Moreover, our study showed an increase in serum BMP4 values after 18 months of treatment. Studies in mice demonstrated that osteoblast receptors, which transduce canonical BMP ligands BMP2 and BMP4, negatively regulate endogenous bone mass and WNT/B catenin signaling [21]. This regulation is possibly mediated by sclerostin and Dickkopf-1(DKK1), which are specific WNT antagonists expressed by osteoblasts and osteocytes [21]. Thus, it is possible that also in humans BMP4 interacts with sclerostin and DKK1, molecules that have been shown to be involved in the anabolic effect of PTH. In postmenopausal women treated with PTH (1–34), an increase of DKK1 has been demonstrated after 18 months of this treatment. The authors of this study suggest that the increase of DKK1 is associated with the decline in the anabolic action of PTH(1–34) at the end of treatment as indicated by the decrease in the markers of bone formation in their cohort [22]. A decrease in sclerostin levels after PTH (1–34) treatments has been described, in short term studies, as another possible mechanism to explicate PTH anabolism [23, 24]. Unfortunately, we did not perform the measurements of BMP4 before six months of treatment, to assess this possible interaction. Another possible explanation involves cortisol level changes during anabolic therapy. Indeed, it was reported that cortisol level may increase under PTH 1–34 treatment [25]. Glucocorticoids may modulate both BMPs and VEGF in vitro and in animal models [26, 27], thus a possible contribution of cortisol changes during therapy that influences both molecules could be speculated also in humans.
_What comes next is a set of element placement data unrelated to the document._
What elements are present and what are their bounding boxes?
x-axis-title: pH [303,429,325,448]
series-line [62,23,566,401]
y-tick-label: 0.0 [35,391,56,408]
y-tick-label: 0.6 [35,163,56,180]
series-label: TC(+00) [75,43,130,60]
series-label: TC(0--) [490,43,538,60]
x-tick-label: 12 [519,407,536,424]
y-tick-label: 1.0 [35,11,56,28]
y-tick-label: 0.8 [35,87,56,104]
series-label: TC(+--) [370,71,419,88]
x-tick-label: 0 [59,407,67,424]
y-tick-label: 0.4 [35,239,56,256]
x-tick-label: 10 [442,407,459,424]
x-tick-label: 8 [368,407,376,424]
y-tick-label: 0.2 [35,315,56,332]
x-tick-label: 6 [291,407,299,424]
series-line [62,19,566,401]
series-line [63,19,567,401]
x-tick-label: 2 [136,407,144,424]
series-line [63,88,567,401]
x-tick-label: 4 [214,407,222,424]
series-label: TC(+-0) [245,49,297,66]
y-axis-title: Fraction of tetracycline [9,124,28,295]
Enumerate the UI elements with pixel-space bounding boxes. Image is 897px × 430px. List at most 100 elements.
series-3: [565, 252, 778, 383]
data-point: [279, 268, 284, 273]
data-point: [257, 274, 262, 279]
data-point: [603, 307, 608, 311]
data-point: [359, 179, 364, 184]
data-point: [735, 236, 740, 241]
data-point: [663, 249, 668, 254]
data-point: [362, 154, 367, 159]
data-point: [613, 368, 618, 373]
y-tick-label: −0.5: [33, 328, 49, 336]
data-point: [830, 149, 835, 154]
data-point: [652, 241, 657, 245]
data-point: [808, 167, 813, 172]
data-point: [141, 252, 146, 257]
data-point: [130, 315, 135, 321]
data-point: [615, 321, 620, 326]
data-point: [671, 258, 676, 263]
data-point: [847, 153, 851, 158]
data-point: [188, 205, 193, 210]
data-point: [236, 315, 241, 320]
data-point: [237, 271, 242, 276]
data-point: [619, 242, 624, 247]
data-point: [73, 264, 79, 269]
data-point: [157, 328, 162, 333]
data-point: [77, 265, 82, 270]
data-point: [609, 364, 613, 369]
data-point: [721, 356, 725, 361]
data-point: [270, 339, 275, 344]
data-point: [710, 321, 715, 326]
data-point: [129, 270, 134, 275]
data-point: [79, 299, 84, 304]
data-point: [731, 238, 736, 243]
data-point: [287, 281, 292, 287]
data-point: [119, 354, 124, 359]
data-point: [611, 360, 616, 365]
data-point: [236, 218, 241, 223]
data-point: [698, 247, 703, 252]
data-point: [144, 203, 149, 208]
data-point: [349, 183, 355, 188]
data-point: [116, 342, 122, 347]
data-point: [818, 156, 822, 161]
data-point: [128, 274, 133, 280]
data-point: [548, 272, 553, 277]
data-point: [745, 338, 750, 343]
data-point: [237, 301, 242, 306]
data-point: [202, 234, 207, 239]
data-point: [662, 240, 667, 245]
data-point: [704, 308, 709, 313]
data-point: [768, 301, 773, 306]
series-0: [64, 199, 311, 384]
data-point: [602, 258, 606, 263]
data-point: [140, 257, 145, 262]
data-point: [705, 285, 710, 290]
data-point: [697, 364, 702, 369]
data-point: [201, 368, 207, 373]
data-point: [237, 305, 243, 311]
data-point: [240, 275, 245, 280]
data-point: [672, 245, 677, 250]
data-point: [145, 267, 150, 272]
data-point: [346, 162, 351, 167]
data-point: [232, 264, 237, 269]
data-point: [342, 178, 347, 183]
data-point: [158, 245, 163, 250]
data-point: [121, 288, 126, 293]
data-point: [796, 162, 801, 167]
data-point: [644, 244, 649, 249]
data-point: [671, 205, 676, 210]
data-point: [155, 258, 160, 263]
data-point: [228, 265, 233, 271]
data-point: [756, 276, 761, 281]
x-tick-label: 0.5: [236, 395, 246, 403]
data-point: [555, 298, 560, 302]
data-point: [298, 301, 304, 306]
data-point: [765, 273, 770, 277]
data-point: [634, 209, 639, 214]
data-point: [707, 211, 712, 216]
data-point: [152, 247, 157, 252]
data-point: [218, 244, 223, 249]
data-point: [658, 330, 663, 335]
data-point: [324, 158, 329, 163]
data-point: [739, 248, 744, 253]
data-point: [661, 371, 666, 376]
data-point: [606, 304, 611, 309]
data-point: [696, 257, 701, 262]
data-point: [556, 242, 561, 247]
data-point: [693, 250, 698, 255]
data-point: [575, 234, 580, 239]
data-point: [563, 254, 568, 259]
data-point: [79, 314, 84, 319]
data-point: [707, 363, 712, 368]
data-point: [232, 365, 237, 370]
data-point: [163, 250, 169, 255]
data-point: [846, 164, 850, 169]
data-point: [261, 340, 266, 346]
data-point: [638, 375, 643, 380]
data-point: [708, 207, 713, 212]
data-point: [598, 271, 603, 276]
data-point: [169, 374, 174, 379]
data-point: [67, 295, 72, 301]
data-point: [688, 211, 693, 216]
Our study suffers some limitations. We included patients with recent fractures; thus an early fracture repair is expected, which may have influenced VEGF levels. We did not measure DKK1, sclerostin, cortisol and bone turnover markers which could have provided some additional information. We also did not assess vitamin D levels, which could have influenced VEGF and BMP4 levels, however the supplementation of vitamin D, administered starting since 3 months before enrollment, most probably likely assured normal vitamin D level in all subjects.

In conclusion, our study showed a significant increase of serum VEGF and BMP4 levels in osteoporotic postmenopausal women treated with PTH (1–84), suggesting a possible involvement of these molecules in the anabolic effect of PTH.